Aunque He Tang provenía de una familia humilde, era inteligente, diligente y ambicioso.
No podía haber sido indiferente a esta hermosa amiga de la infancia.
Sin embargo, sus padres desaprobaron su unión en aquel entonces.
Después de todo, Jiang Ning en ese momento no era más que una huérfana lisiada sin nada más que su belleza.
Ningunos padres normales lo habrían aceptado.
Así que He Tang estudió día y noche, pensando que una vez que aprobara el examen imperial y se convirtiera en funcionario, podría decidir por sí mismo.
Había jurado casarse con su amiga de la infancia por todo lo alto.
Inesperadamente…, antes de que pudiera aprobar el examen imperial, ella ya se había convertido en la honorable hija de la Casa Jiang y se había casado rápidamente con el Príncipe de Yu, convirtiéndose en la Consorte del Príncipe Yu.
He Tang estaba extremadamente frustrado.
Incluso llegó a caer enfermo en casa durante un tiempo.
Todos estos sucesos podían descubrirse fácilmente con un poco de investigación cuidadosa.
La señora Zhao gastó algo de dinero y, en pocos días, consiguió averiguar claramente todos estos asuntos.
Puso su mira en He Tang.
Tras consultarlo con la señora Fang, siempre habían sentido que, antes de que Jiang Ning regresara a la familia Jiang, debió de tener algún tipo de relación con He Tang.
Después de concebir un hijo en secreto, regresó a la Casa Jiang y fue descubierta por el Primer Ministro Jiang, quien la casó a toda prisa.
De lo contrario, ¿cómo podrían explicar el comportamiento del Primer Ministro Jiang?
¿Cómo podrían explicar el abultado vientre de Jiang Ning?
Al descubrir esta información, la emoción las hizo temblar de alegría.
¡Por fin podrían deshacerse de esa despreciable señora Li!
Rápidamente, la señora Zhao ideó una forma de filtrar sutilmente esta información a los hombres de Li Teng, sugiriendo que el tamaño del vientre de la Consorte de la Princesa no concordaba con un embarazo de apenas dos meses, ¿podrían ser gemelos?

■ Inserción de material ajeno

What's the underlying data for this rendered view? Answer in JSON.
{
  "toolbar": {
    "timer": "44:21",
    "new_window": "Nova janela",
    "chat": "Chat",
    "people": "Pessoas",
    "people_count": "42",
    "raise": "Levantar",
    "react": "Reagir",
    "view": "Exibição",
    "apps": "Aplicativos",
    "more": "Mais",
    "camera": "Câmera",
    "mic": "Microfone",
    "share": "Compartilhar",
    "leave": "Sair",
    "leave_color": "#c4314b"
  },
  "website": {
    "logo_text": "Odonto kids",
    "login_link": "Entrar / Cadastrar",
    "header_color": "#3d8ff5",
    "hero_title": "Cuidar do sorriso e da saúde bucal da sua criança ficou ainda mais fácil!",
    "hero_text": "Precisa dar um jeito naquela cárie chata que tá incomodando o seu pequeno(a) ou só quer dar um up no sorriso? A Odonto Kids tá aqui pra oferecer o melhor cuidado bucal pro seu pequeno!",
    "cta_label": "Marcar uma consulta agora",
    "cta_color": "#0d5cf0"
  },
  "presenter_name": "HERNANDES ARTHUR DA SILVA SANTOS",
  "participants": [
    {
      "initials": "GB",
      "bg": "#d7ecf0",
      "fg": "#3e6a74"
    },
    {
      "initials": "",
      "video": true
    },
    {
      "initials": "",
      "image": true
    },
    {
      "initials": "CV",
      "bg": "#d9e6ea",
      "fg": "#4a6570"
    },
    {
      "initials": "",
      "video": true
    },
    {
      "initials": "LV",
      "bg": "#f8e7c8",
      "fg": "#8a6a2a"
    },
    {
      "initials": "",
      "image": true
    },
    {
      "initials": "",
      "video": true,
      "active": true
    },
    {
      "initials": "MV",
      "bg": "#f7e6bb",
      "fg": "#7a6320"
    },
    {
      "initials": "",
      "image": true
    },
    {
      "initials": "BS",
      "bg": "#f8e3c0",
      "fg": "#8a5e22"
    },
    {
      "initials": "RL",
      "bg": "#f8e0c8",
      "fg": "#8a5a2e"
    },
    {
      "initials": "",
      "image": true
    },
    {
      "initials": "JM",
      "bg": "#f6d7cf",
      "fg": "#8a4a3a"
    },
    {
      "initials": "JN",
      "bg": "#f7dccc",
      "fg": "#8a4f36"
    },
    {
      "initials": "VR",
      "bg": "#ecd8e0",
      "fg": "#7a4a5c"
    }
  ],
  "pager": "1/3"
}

Además, mencionó que alguien había estado preguntando por la Consorte de la Princesa, un joven de apellido He.
Sin embargo, a pesar de que la información se había filtrado hacía varios días, Li Teng no hizo ningún movimiento; se dedicó a gestionar los asuntos de la casa y visitó al Príncipe en la Corte Principal, además de saludar a la Consorte de la Princesa en el patio trasero como de costumbre.
Se movía a su propio ritmo, sin ningún atisbo de urgencia o dejadez.
Esta inacción llevó a la señora Zhao y a la señora Fang al límite de su paciencia.
—¿Es que esta mujer despreciable es tan estúpida que ni siquiera capta las indirectas?
—exclamó la señora Zhao mientras estrujaba un pañuelo.
—Si todo lo demás falla, tendremos que darle un empujón —dijo la señora Fang.
—¿Y cómo vamos a ayudar?
—Hermana Mayor, piénsalo.
¿Acaso no va a saludar a la Consorte de la Princesa todos los días?
Si algo le pasara a la Consorte de la Princesa, ¿quién sería la principal sospechosa?